Searching for ancestors online is a popular activity. So is having your DNA sequenced. But merging the two has created a problem; it’s very, very easy to use genealogy software and DNA sequence data to identify people who are supposed to be anonymous.

A spanner in the works

This means all sorts of data, like health history, race and ethnicity, and even paternity, aren’t really as confidential as they’re supposed to be. It also throws a wrench in the efforts of scientists to provide genetic data to any researcher, for free and without restriction.

Easy to find

Yaniv Erlich, a geneticist at the Whitehead Institute in Massachusetts, started looking at new tools to probe big DNA databases. He found that by just using a string of DNA code and a participant’s age (all available on the database), he could find people by matching that information with public genealogy sites. His work was published in the 18 January issue of Science.

Our ancestors

Erlich started his efforts by looking at the 1000 Genomes Project, an international study which collects DNA sequences, ages, and regions where participants reside, and posts that information on the internet. He found that tiny, inherited patterns in DNA on the Y chromosome called ‘short tandem repeats’ could help identify the last names of men in the study. In fact, genealogy websites use these short tandem repeats to help men identify other males with the same last names- in other words, ancestors.

I know who you are…

Using the DNA sequence of someone well known (in this case, DNA sequencing pioneer Craig Venter), Erlich found that he could identify Venter solely by searching the DNA databases!
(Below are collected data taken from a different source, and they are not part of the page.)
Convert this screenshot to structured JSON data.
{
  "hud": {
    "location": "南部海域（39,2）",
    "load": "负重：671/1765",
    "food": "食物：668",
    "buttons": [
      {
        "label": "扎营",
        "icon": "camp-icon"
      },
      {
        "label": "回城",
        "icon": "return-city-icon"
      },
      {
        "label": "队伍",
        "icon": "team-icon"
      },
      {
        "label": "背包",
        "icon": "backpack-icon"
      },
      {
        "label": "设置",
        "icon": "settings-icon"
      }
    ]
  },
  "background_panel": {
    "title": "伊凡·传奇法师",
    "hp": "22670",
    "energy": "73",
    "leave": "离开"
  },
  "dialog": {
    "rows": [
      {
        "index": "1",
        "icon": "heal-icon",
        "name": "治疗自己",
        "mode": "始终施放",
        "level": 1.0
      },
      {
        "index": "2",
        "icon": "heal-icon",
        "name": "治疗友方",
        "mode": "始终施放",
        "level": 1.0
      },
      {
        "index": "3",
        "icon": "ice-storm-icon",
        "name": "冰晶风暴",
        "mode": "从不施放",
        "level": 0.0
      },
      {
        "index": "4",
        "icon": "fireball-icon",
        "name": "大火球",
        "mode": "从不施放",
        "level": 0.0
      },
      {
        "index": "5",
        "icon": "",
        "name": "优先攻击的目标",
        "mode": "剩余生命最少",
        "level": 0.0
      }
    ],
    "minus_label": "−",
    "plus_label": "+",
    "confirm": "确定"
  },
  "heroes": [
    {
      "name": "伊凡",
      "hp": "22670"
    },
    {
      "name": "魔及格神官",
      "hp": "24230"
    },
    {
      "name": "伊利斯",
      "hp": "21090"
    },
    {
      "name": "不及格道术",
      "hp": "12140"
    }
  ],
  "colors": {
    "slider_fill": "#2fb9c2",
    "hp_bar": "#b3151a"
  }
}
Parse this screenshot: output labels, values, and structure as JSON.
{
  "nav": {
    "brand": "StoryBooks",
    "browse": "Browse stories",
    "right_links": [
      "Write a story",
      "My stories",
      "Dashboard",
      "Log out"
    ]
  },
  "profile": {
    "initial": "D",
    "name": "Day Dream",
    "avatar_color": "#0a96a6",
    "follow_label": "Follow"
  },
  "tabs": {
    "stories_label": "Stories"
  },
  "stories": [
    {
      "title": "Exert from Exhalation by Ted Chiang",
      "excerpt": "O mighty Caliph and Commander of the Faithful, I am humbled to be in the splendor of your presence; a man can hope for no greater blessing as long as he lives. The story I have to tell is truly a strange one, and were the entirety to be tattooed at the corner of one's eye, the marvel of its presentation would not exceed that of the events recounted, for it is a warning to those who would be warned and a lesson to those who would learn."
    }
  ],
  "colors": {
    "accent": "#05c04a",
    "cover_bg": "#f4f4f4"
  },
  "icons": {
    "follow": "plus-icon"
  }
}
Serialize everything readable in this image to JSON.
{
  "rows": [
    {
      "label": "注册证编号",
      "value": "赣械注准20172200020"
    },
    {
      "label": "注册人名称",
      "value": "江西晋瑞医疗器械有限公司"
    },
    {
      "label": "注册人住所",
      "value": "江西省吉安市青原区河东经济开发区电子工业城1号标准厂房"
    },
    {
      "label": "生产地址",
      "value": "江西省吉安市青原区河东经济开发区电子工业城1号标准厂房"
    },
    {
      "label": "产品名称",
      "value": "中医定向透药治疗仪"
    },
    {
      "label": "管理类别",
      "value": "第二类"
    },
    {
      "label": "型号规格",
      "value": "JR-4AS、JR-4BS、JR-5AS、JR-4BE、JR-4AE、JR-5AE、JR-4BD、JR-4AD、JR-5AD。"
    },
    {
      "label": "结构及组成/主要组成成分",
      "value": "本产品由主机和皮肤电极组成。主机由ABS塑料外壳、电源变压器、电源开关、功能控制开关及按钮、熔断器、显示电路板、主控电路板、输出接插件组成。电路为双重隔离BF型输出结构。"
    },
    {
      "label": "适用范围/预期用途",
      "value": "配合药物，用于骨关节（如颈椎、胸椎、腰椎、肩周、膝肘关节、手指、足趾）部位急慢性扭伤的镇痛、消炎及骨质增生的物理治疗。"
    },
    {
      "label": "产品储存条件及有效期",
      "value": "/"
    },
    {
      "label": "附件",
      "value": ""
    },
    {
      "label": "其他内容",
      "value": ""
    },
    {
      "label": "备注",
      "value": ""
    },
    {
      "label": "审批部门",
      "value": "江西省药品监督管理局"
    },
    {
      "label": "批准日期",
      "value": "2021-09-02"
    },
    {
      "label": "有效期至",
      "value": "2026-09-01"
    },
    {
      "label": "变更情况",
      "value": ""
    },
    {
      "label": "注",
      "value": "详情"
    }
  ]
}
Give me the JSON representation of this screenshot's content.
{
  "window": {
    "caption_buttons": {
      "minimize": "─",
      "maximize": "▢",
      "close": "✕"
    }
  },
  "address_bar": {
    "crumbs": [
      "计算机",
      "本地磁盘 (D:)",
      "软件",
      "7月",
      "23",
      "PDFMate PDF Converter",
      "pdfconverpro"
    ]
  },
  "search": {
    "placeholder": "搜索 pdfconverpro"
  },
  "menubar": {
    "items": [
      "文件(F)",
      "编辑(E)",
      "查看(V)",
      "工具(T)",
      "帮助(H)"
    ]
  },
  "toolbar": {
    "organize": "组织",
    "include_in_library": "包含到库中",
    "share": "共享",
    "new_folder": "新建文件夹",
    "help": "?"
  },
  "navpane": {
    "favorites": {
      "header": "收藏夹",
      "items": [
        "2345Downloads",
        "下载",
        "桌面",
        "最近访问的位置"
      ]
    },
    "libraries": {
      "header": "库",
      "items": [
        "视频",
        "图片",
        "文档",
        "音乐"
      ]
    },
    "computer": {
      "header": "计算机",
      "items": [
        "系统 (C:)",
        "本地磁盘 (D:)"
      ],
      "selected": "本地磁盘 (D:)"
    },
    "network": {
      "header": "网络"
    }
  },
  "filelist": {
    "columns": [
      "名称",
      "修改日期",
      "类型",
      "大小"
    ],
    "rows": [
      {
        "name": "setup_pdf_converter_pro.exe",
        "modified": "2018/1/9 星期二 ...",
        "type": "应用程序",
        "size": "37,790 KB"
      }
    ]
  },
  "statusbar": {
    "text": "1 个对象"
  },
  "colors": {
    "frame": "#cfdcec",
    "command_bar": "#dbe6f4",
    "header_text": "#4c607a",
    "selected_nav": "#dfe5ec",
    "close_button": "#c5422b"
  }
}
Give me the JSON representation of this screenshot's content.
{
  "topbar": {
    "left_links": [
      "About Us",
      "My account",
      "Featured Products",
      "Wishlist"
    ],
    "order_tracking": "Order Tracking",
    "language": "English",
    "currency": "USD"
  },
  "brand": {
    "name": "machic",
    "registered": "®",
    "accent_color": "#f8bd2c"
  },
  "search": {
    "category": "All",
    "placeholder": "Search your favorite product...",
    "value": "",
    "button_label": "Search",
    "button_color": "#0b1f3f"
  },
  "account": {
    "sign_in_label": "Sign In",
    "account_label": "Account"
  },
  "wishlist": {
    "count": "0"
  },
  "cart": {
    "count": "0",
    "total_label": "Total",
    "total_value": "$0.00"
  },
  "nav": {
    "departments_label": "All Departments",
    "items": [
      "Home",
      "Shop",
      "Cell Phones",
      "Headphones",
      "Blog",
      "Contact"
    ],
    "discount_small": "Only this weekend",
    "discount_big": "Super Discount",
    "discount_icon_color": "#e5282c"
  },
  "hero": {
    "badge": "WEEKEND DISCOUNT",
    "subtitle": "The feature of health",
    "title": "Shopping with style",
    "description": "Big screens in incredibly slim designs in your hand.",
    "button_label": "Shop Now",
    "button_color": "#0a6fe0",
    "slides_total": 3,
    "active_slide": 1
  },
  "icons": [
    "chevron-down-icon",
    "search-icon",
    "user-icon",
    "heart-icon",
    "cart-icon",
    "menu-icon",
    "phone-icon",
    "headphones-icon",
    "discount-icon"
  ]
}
He figured that he could find, just by using DNA sequences, about 12 percent of the males in the project.

…and who your grandfather was!

He didn’t stop there. Erlich obtained the Y chromosome short tandem repeats from one male participant in the database. By focusing on men from Utah and knowing his participant’s age, he had the region, age and DNA sequence. Inserting Y-short tandem repeats and looking for a match in two genealogy databases (he used Y search and SMGF, the largest public, free genealogy sites) quickly gave him the man’s grandfathers on both sides of his family. A quick Google search of the names popped up an obituary, which gave him the names of more relatives- people who were not actually part of the 1000 Genomes Project.

Collision Course!

Erlich’s study has created a storm of sorts in research circles, as well as within government agencies tasked with managing DNA and other supposedly confidential health data. Recently, the White House issued recommendations on maintaining the privacy of DNA data, while allowing its unrestricted use among researchers. It seems like those two recommendations are heading for a collision course.

Gymrek, M., et al. (2013). Identifying personal genomes by surname inference. Science, 339, 321-324. DOI 10.1126/Science.1229566.